In einem im Rahmen der LCA veröffentlichtem Interview stellte der Linux-Vater abermals klar, das er nicht zu einem Entwicklungsmodell mit einer Unstable-Series (Linux 2.3.x, 2.5.x) zurück will. Er sei zufrieden mit dem aktuellen Modell und will die Weiterentwicklung im Rahmen der 2.6-Serie fortsetzen. Er geht in dem Interview auch auf ZFS und Btrfs, Quellcodeverwaltungssysteme, die von ihm genutzte Linux-Distribution sowie Windows 7 ein. Torvalds erwähnt zudem, dass er von KDE auf GNOME umgestiegen sei, weil KDE 4.0 ein Desaster gewesen sei – vor einigen Jahren hatte der Linux-Vater noch harsche Kritik in Richtung des GNOME-Entwickler abgelassen.

Auf der Linux-Kernel Mailing List (LKML) entbrannte indes zwei kurze Diskussion um den Nutzen des mit 2.6.28 in den Hauptentwicklungszweig integrierten Staging-Zweigs. Zuerst stellte sich die Frage, ob auch Dateisysteme in den Staging-Bereich einziehen dürften, wie es Greg Kroah-Hartman derzeit mit DST (Distributed (network) storage) plant. Darum wurde es nach etwas Diskussion mit Andrew Morton und anderen Kernel-Hackern für fast eine Woche wieder still, bis Dave Jones das gleiche Thema in einem eigentlich schon älteren Thread wieder aufgriff. Dort wurde dann das Konzept und die Idee hinter dem Staging-Bereich ganz allgemein kritisiert – selbst Andrew Morton ist sich anscheinend nicht ganz sicher, ob die Aufnahme in den Hauptentwicklungszweig eine gute Idee war.

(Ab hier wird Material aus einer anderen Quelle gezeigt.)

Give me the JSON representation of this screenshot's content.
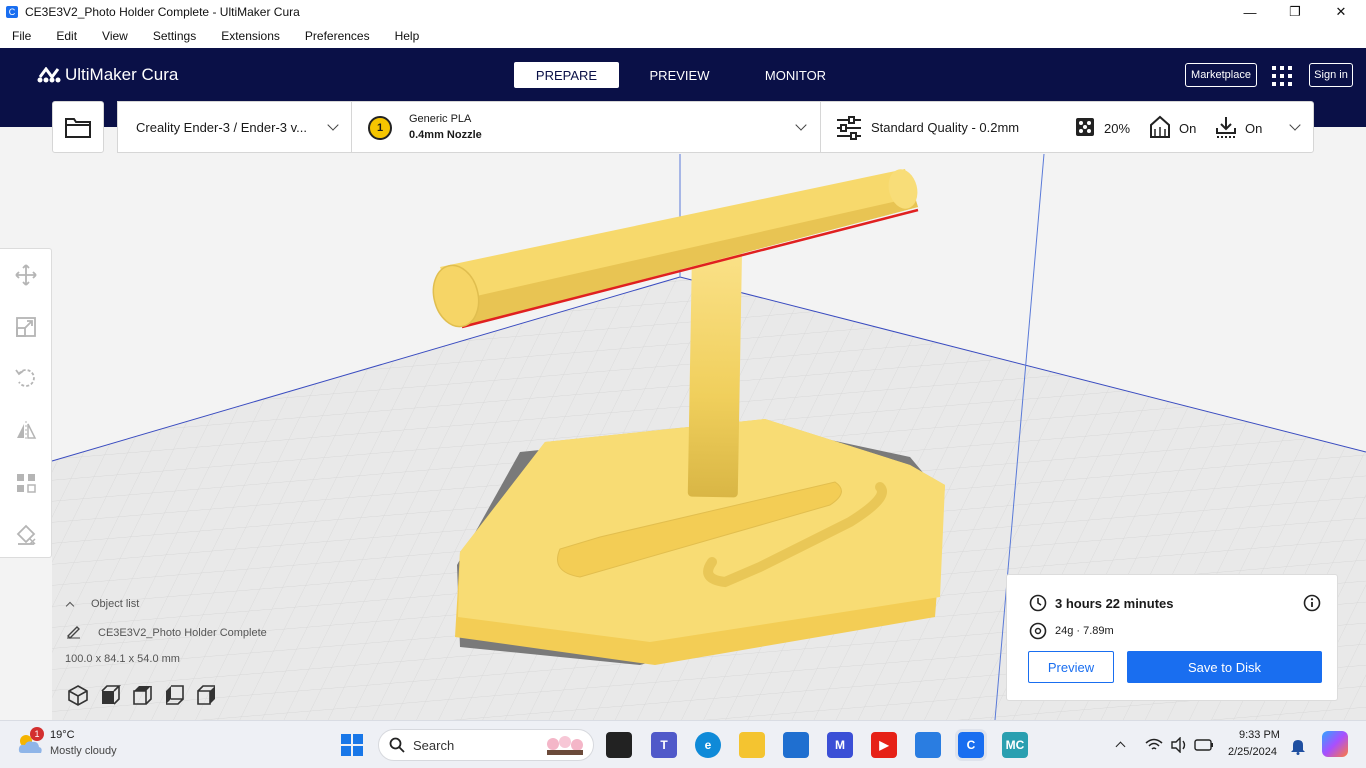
{
  "window": {
    "title": "CE3E3V2_Photo Holder Complete - UltiMaker Cura",
    "minimize_glyph": "—",
    "restore_glyph": "❐",
    "close_glyph": "✕"
  },
  "menu": [
    "File",
    "Edit",
    "View",
    "Settings",
    "Extensions",
    "Preferences",
    "Help"
  ],
  "header": {
    "brand": "UltiMaker Cura",
    "stages": [
      "PREPARE",
      "PREVIEW",
      "MONITOR"
    ],
    "active_stage": "PREPARE",
    "marketplace_label": "Marketplace",
    "signin_label": "Sign in"
  },
  "printer": {
    "label": "Creality Ender-3 / Ender-3 v..."
  },
  "material": {
    "extruder_number": "1",
    "name": "Generic PLA",
    "nozzle": "0.4mm Nozzle"
  },
  "print_settings": {
    "profile": "Standard Quality - 0.2mm",
    "infill": "20%",
    "support": "On",
    "adhesion": "On"
  },
  "object_list": {
    "heading": "Object list",
    "object_name": "CE3E3V2_Photo Holder Complete",
    "dimensions": "100.0 x 84.1 x 54.0 mm"
  },
  "print_panel": {
    "time": "3 hours 22 minutes",
    "usage": "24g · 7.89m",
    "preview_label": "Preview",
    "save_label": "Save to Disk"
  },
  "taskbar": {
    "weather_temp": "19°C",
    "weather_desc": "Mostly cloudy",
    "weather_badge": "1",
    "search_placeholder": "Search",
    "time": "9:33 PM",
    "date": "2/25/2024"
  },
  "colors": {
    "header_bg": "#0a1047",
    "accent": "#196ef0",
    "model_yellow": "#f5d667"
  }
}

Einige anderen kürzlich auf der LKML geführte Diskussionen drehten sich um SLQB (1, 2, 3) – einer neuen Infrastruktur zur Speicherverwaltung, der nach dem Willen des Entwicklers Nick Piggin die derzeitigen Memory Manager SLAB und SLUB ersetzen soll. Bei der Aufnahme von letzterem mit Linux 2.6.22 war SLUB eigentlich als SLAB-Nachfolger gedacht gewesen, zeigte dann aber in einigen Benchmarks schlechtere Werte.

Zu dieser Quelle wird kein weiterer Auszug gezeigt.